But I really miss living in Taiwan. I miss my friends, of course. I do NOT miss Clown School. I was lucky enough to go visit them on the 3 days off that foreign staff got for Christmas. I think Taipei might be my favorite city in the world. Unfortunately, the international school situation in Taipei is very small and very competitive, and living in other cities is tough because the pay is a lot lower, so it’s hard to save, which I definitely need to do as I creep out of middle age. (Yes, I’m barely IN middle age, but the years start coming and they don’t stop coming, y’know?)
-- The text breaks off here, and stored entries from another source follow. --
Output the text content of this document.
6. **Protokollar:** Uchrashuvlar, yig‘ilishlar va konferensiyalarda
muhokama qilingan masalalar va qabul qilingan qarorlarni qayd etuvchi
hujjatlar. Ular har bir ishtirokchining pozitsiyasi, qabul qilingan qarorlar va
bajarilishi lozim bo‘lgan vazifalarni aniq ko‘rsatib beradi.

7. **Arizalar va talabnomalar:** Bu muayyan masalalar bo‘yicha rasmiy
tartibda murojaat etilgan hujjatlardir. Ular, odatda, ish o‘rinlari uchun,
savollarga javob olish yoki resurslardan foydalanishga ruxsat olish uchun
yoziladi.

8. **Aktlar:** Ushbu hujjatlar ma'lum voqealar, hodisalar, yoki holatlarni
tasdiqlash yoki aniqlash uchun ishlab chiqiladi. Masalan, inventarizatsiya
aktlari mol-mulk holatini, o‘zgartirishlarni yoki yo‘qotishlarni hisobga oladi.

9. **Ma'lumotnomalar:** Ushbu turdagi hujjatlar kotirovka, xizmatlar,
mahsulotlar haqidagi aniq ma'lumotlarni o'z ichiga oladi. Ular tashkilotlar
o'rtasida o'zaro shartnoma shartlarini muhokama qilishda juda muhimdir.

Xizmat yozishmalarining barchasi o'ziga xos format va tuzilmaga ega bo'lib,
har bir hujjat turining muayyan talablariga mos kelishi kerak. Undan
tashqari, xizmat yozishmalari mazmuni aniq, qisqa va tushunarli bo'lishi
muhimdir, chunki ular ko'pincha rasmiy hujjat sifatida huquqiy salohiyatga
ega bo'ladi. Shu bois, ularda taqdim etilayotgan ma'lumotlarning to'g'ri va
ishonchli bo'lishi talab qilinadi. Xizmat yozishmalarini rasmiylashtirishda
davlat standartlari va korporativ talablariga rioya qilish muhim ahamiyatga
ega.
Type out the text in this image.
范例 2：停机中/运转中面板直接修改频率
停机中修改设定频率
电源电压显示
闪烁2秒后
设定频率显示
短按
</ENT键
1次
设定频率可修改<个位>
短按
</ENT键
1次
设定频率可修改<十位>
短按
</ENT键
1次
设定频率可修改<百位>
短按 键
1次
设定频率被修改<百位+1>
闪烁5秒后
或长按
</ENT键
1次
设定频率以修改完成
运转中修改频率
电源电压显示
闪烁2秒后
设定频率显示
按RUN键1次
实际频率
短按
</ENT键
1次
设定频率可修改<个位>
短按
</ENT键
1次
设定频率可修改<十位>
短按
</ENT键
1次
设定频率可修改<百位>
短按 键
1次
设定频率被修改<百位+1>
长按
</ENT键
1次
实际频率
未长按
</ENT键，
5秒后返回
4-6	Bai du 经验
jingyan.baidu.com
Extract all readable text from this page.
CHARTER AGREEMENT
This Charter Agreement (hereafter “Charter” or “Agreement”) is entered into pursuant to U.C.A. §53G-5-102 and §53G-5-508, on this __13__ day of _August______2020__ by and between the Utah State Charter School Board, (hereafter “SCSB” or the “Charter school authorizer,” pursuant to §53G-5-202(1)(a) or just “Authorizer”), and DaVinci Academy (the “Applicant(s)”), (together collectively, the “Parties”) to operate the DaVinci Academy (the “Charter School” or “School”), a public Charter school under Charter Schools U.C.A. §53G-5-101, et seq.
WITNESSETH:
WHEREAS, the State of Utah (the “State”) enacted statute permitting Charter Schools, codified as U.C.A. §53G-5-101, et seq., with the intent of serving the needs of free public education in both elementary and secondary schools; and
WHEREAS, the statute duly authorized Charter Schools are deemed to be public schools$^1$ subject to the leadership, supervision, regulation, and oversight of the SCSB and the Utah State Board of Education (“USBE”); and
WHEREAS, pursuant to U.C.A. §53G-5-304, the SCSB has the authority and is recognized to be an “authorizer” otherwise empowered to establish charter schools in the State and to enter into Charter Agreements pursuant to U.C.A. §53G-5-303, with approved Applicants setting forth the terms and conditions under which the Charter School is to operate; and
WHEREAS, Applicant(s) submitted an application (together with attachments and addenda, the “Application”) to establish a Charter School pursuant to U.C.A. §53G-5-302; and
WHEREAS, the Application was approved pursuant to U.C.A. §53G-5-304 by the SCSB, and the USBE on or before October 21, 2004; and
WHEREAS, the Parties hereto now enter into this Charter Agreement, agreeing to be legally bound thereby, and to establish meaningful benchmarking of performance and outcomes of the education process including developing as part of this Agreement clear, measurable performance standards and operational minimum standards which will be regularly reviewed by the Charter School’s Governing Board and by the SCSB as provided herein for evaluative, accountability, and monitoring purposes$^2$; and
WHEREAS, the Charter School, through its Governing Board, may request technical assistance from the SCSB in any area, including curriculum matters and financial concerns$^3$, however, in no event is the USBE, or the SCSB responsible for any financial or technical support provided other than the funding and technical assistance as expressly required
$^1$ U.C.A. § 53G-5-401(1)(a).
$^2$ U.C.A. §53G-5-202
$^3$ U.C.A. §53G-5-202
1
Well, I hope after my contract is up here, I’ll find a school where I can be for a while. Till then, I’ll make do here. It’s not great, but it’s also not Clown School, so I’ll take it.


Now that I’m over pneumonia, I’m back on my weekend explorations. The weekend before I went to Taiwan, I went to check out Xujiahui Cathedral (right by my LEAST favorite metro station in Shanghai, lol), Longhua Temple and Pagoda, the Wukang Building, Jing’an Temple, and Xintiandi Walking Street (a shopping district that is too fancy for my tastes, but has cool vibes).


I have some plans for this weekend, and then the following weekend, I’m gonna have a little staycation so I can check out the Lantern Festival displays without having to worry about getting a ride back to my district late in the evening. And then I get to go home to see my family!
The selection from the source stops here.